J'ai assisté hier, à Paris, à une réunion qui faisait suite aux travaux d'une commission du Ministère français de la Culture sur le musée du XXI° siècle. Car, en France comme dans de nombreux pays, on continue de se demander, entre spécialistes, ce que les musées doivent, ou devraient, faire pour s'adapter aux changements culturels qui marquent ou ne manqueront pas de marquer ce nouveau siècle, déjà bien entamé et dont nul ne sait comment il va évoluer. C'est un exercice assez fascinant.

On sait depuis les années 1970 que le musée, tel qu'il a été hérité du XIX° siècle, s'éloigne de plus en plus de son environnement social, pour se concentrer sur la conservation de ses collections et sur l'accueil de publics cultivés, scolaires et touristiques que l'on veut aussi nombreux que possible. Malgré tous les efforts et quelques exceptons remarquables, l'immense majorité des habitants des territoires qui entourent ces musées ne semblent pas concernés. Ils ne le sont d'ailleurs pas plus par les autres grandes institutions de la haute culture. La démocratisation culturelle vantée par Malraux et tant d'autres apôtres et missionnaires de la culture, ne fonctionne pas. La culture vivante des gens prend d'autres formes, privilégie d'autres pratiques, musicales, vacancières, sportives, et maintenant multimédia et numériques.

Ici, en France, les autorités ont fini par découvrir qu'il était important d'écouter, les consommateurs, les "usagers", voire même de faire participer la population. Le mot "participation" est à la mode, mais à quoi faut-il participer ? A la gestion du musée ? A celle du patrimoine ? Mais de quel patrimoine ? Celui des listes de l'UNESCO ou des inventaires officiels de monuments historiques ? Et jusqu'où ira la participation ? seulement l'écoute, ou bien la consultation, ou encore la co-décision avec les autorités et les professionnels ?

On sait qu'il existe des expériences, certaines très réussies de reconnaissance et de mise en valeur des patrimoines locaux, par, avec et pour la population locale. Elles prennent parfois le nom d'écomusées, ou bien sont relativement informelles, associatives, ou encore sont dues à des initiatives personnelles de tel conservateur de musée motivé et créatif. Du coup, on étudie ces expériences, on fait intervenir leurs auteurs, on veut en extraire des principes généraux, pour des textes fondamentaux ou pour des directives, toujours nationales.
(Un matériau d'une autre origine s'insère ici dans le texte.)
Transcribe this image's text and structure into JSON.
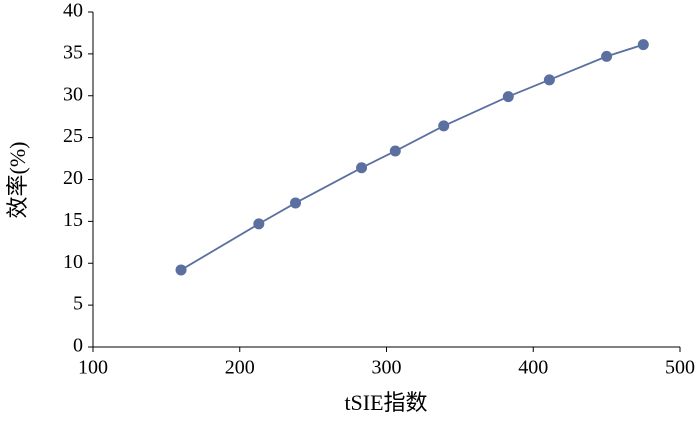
{
  "chart_data": {
    "type": "line",
    "x_label": "tSIE指数",
    "y_label": "效率(%)",
    "x": [
      160,
      213,
      238,
      283,
      306,
      339,
      383,
      411,
      450,
      475
    ],
    "values": [
      9.2,
      14.7,
      17.2,
      21.4,
      23.4,
      26.4,
      29.9,
      31.9,
      34.7,
      36.1
    ],
    "color": "#5b6fa0",
    "xlim": [
      100,
      500
    ],
    "xticks": [
      100,
      200,
      300,
      400,
      500
    ],
    "ylim": [
      0,
      40
    ],
    "yticks": [
      0,
      5,
      10,
      15,
      20,
      25,
      30,
      35,
      40
    ],
    "grid": false
  }
}
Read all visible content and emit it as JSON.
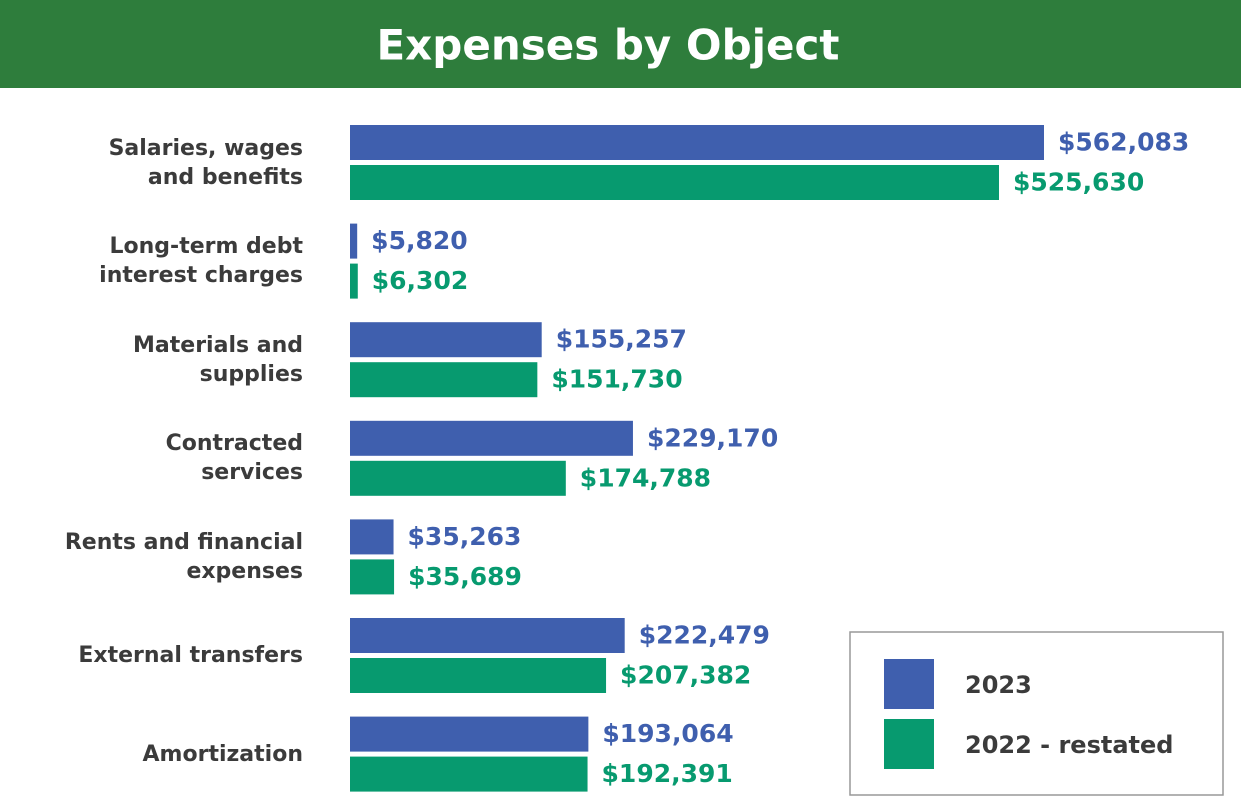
{
  "chart_data": {
    "type": "bar",
    "orientation": "horizontal",
    "title": "Expenses by Object",
    "categories": [
      "Salaries, wages\nand benefits",
      "Long-term debt\ninterest charges",
      "Materials and\nsupplies",
      "Contracted\nservices",
      "Rents and financial\nexpenses",
      "External transfers",
      "Amortization"
    ],
    "series": [
      {
        "name": "2023",
        "color": "#3f5fae",
        "values": [
          562083,
          5820,
          155257,
          229170,
          35263,
          222479,
          193064
        ],
        "value_labels": [
          "$562,083",
          "$5,820",
          "$155,257",
          "$229,170",
          "$35,263",
          "$222,479",
          "$193,064"
        ]
      },
      {
        "name": "2022 - restated",
        "color": "#079a6f",
        "values": [
          525630,
          6302,
          151730,
          174788,
          35689,
          207382,
          192391
        ],
        "value_labels": [
          "$525,630",
          "$6,302",
          "$151,730",
          "$174,788",
          "$35,689",
          "$207,382",
          "$192,391"
        ]
      }
    ],
    "legend": "bottom-right"
  }
}
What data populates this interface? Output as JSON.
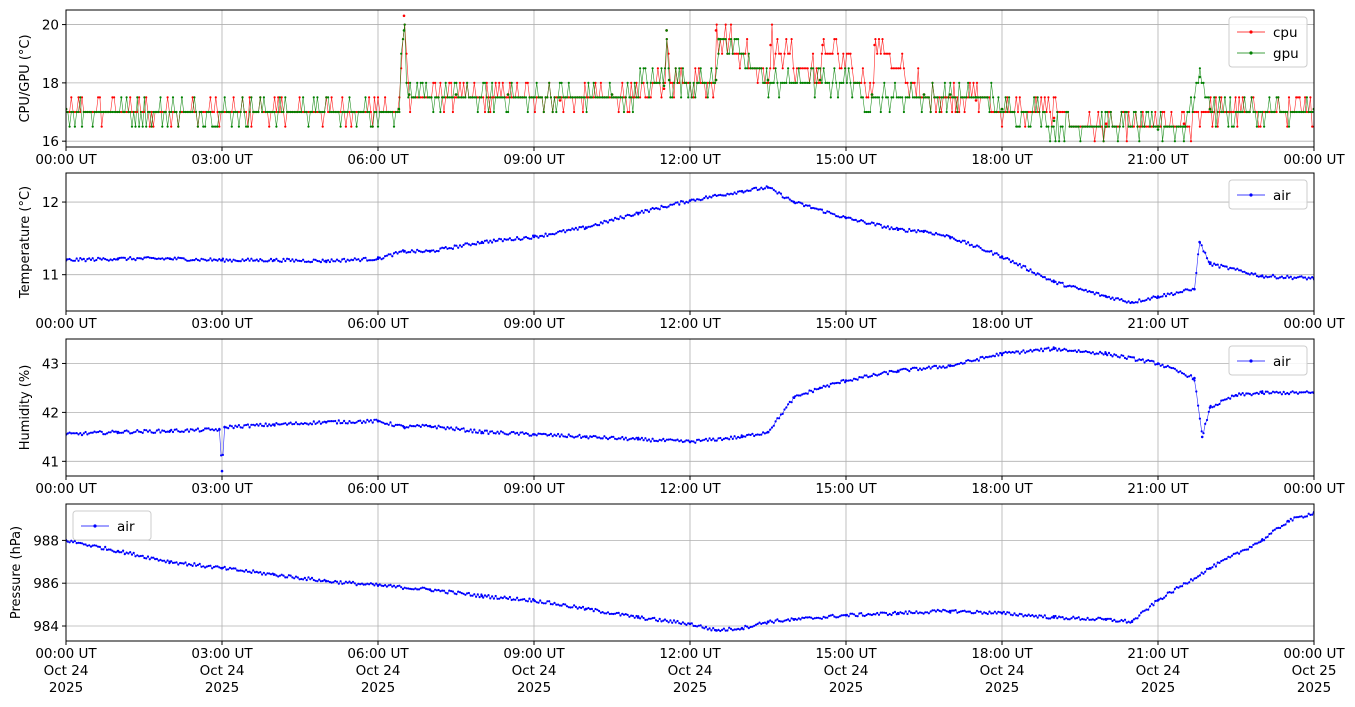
{
  "chart_data": [
    {
      "type": "line",
      "ylabel": "CPU/GPU (°C)",
      "ylim": [
        15.8,
        20.5
      ],
      "yticks": [
        "16",
        "18",
        "20"
      ],
      "ytick_values": [
        16,
        18,
        20
      ],
      "xticks": [
        "00:00 UT",
        "03:00 UT",
        "06:00 UT",
        "09:00 UT",
        "12:00 UT",
        "15:00 UT",
        "18:00 UT",
        "21:00 UT",
        "00:00 UT"
      ],
      "grid": true,
      "legend": "top-right",
      "series": [
        {
          "name": "cpu",
          "color": "#ff0000",
          "points": [
            [
              0,
              17.1
            ],
            [
              6.4,
              17.1
            ],
            [
              6.5,
              20.3
            ],
            [
              6.6,
              17.6
            ],
            [
              7.5,
              17.6
            ],
            [
              8.5,
              17.6
            ],
            [
              9.5,
              17.4
            ],
            [
              10.5,
              17.6
            ],
            [
              11.5,
              17.8
            ],
            [
              11.55,
              19.8
            ],
            [
              11.6,
              18.1
            ],
            [
              12.5,
              18.1
            ],
            [
              12.5,
              19.8
            ],
            [
              13.5,
              18.1
            ],
            [
              13.55,
              19.3
            ],
            [
              14.5,
              18.1
            ],
            [
              14.55,
              19.3
            ],
            [
              15.5,
              17.6
            ],
            [
              15.55,
              19.3
            ],
            [
              16.5,
              17.6
            ],
            [
              17,
              17.6
            ],
            [
              17.5,
              17.4
            ],
            [
              18,
              17.1
            ],
            [
              19,
              16.8
            ],
            [
              20,
              16.6
            ],
            [
              21,
              16.5
            ],
            [
              21.5,
              16.6
            ],
            [
              22,
              17.1
            ],
            [
              24,
              17.1
            ]
          ]
        },
        {
          "name": "gpu",
          "color": "#008000",
          "points": [
            [
              0,
              17.1
            ],
            [
              6.4,
              17.1
            ],
            [
              6.5,
              19.8
            ],
            [
              6.6,
              17.6
            ],
            [
              7.5,
              17.6
            ],
            [
              8.5,
              17.6
            ],
            [
              9.5,
              17.5
            ],
            [
              10.5,
              17.6
            ],
            [
              11.5,
              17.9
            ],
            [
              11.55,
              19.8
            ],
            [
              11.6,
              18.1
            ],
            [
              12.5,
              18.1
            ],
            [
              12.55,
              19.5
            ],
            [
              13.5,
              18.1
            ],
            [
              14.5,
              18.1
            ],
            [
              15.5,
              17.6
            ],
            [
              16.5,
              17.6
            ],
            [
              17,
              17.6
            ],
            [
              17.5,
              17.5
            ],
            [
              18,
              17.1
            ],
            [
              19,
              16.7
            ],
            [
              20,
              16.5
            ],
            [
              21,
              16.4
            ],
            [
              21.5,
              16.5
            ],
            [
              21.8,
              18.2
            ],
            [
              22,
              17.1
            ],
            [
              24,
              17.1
            ]
          ]
        }
      ]
    },
    {
      "type": "line",
      "ylabel": "Temperature (°C)",
      "ylim": [
        10.5,
        12.4
      ],
      "yticks": [
        "11",
        "12"
      ],
      "ytick_values": [
        11,
        12
      ],
      "xticks": [
        "00:00 UT",
        "03:00 UT",
        "06:00 UT",
        "09:00 UT",
        "12:00 UT",
        "15:00 UT",
        "18:00 UT",
        "21:00 UT",
        "00:00 UT"
      ],
      "grid": true,
      "legend": "top-right",
      "series": [
        {
          "name": "air",
          "color": "#0000ff",
          "points": [
            [
              0,
              11.2
            ],
            [
              1,
              11.22
            ],
            [
              2,
              11.22
            ],
            [
              3,
              11.2
            ],
            [
              4,
              11.2
            ],
            [
              5,
              11.19
            ],
            [
              6,
              11.22
            ],
            [
              6.5,
              11.32
            ],
            [
              7,
              11.32
            ],
            [
              8,
              11.45
            ],
            [
              9,
              11.52
            ],
            [
              10,
              11.65
            ],
            [
              11,
              11.85
            ],
            [
              12,
              12.02
            ],
            [
              13,
              12.15
            ],
            [
              13.5,
              12.2
            ],
            [
              14,
              12.0
            ],
            [
              15,
              11.78
            ],
            [
              16,
              11.62
            ],
            [
              16.5,
              11.6
            ],
            [
              17,
              11.52
            ],
            [
              18,
              11.25
            ],
            [
              19,
              10.9
            ],
            [
              20,
              10.7
            ],
            [
              20.5,
              10.62
            ],
            [
              21,
              10.7
            ],
            [
              21.7,
              10.8
            ],
            [
              21.8,
              11.45
            ],
            [
              22,
              11.15
            ],
            [
              23,
              10.98
            ],
            [
              24,
              10.95
            ]
          ]
        }
      ]
    },
    {
      "type": "line",
      "ylabel": "Humidity (%)",
      "ylim": [
        40.7,
        43.5
      ],
      "yticks": [
        "41",
        "42",
        "43"
      ],
      "ytick_values": [
        41,
        42,
        43
      ],
      "xticks": [
        "00:00 UT",
        "03:00 UT",
        "06:00 UT",
        "09:00 UT",
        "12:00 UT",
        "15:00 UT",
        "18:00 UT",
        "21:00 UT",
        "00:00 UT"
      ],
      "grid": true,
      "legend": "top-right",
      "series": [
        {
          "name": "air",
          "color": "#0000ff",
          "points": [
            [
              0,
              41.55
            ],
            [
              1,
              41.6
            ],
            [
              2,
              41.62
            ],
            [
              2.95,
              41.65
            ],
            [
              3,
              40.8
            ],
            [
              3.05,
              41.7
            ],
            [
              4,
              41.75
            ],
            [
              5,
              41.8
            ],
            [
              6,
              41.82
            ],
            [
              6.5,
              41.7
            ],
            [
              7,
              41.72
            ],
            [
              8,
              41.6
            ],
            [
              9,
              41.55
            ],
            [
              10,
              41.5
            ],
            [
              11,
              41.45
            ],
            [
              12,
              41.4
            ],
            [
              13,
              41.5
            ],
            [
              13.5,
              41.6
            ],
            [
              14,
              42.3
            ],
            [
              14.5,
              42.5
            ],
            [
              15,
              42.65
            ],
            [
              16,
              42.85
            ],
            [
              17,
              42.95
            ],
            [
              18,
              43.2
            ],
            [
              19,
              43.3
            ],
            [
              20,
              43.2
            ],
            [
              21,
              43.0
            ],
            [
              21.7,
              42.7
            ],
            [
              21.85,
              41.5
            ],
            [
              22,
              42.1
            ],
            [
              22.5,
              42.35
            ],
            [
              23,
              42.4
            ],
            [
              24,
              42.4
            ]
          ]
        }
      ]
    },
    {
      "type": "line",
      "ylabel": "Pressure (hPa)",
      "ylim": [
        983.3,
        989.7
      ],
      "yticks": [
        "984",
        "986",
        "988"
      ],
      "ytick_values": [
        984,
        986,
        988
      ],
      "xticks": [
        "00:00 UT\nOct 24\n2025",
        "03:00 UT\nOct 24\n2025",
        "06:00 UT\nOct 24\n2025",
        "09:00 UT\nOct 24\n2025",
        "12:00 UT\nOct 24\n2025",
        "15:00 UT\nOct 24\n2025",
        "18:00 UT\nOct 24\n2025",
        "21:00 UT\nOct 24\n2025",
        "00:00 UT\nOct 25\n2025"
      ],
      "grid": true,
      "legend": "top-left",
      "series": [
        {
          "name": "air",
          "color": "#0000ff",
          "points": [
            [
              0,
              988.0
            ],
            [
              1,
              987.5
            ],
            [
              2,
              987.0
            ],
            [
              3,
              986.7
            ],
            [
              4,
              986.4
            ],
            [
              5,
              986.1
            ],
            [
              6,
              985.9
            ],
            [
              7,
              985.7
            ],
            [
              8,
              985.4
            ],
            [
              9,
              985.2
            ],
            [
              10,
              984.8
            ],
            [
              11,
              984.4
            ],
            [
              12,
              984.1
            ],
            [
              12.5,
              983.8
            ],
            [
              13,
              983.9
            ],
            [
              13.5,
              984.2
            ],
            [
              14,
              984.3
            ],
            [
              15,
              984.5
            ],
            [
              16,
              984.6
            ],
            [
              17,
              984.7
            ],
            [
              18,
              984.6
            ],
            [
              19,
              984.4
            ],
            [
              20,
              984.3
            ],
            [
              20.5,
              984.2
            ],
            [
              21,
              985.2
            ],
            [
              22,
              986.7
            ],
            [
              23,
              988.0
            ],
            [
              23.5,
              988.9
            ],
            [
              24,
              989.3
            ]
          ]
        }
      ]
    }
  ]
}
Car on continue à vouloir adapter "le" Musée à "notre" époque, comme si un musée était autre chose qu'un outil que chacun devrait pouvoir adapter à une situation, à un contexte, à un environnement humain.

Lors de cette réunion d'hier, il m'est apparu comme une évidence aveuglante qu'il était totalement illusoire de vouloir changer l'institution-musée par une réflexion de spécialistes qui ne pourrait aboutir qu'à des changements marginaux dans la réglementation qui, du moins en France, ne sera jamais que nationale, centralisée et contrôlée.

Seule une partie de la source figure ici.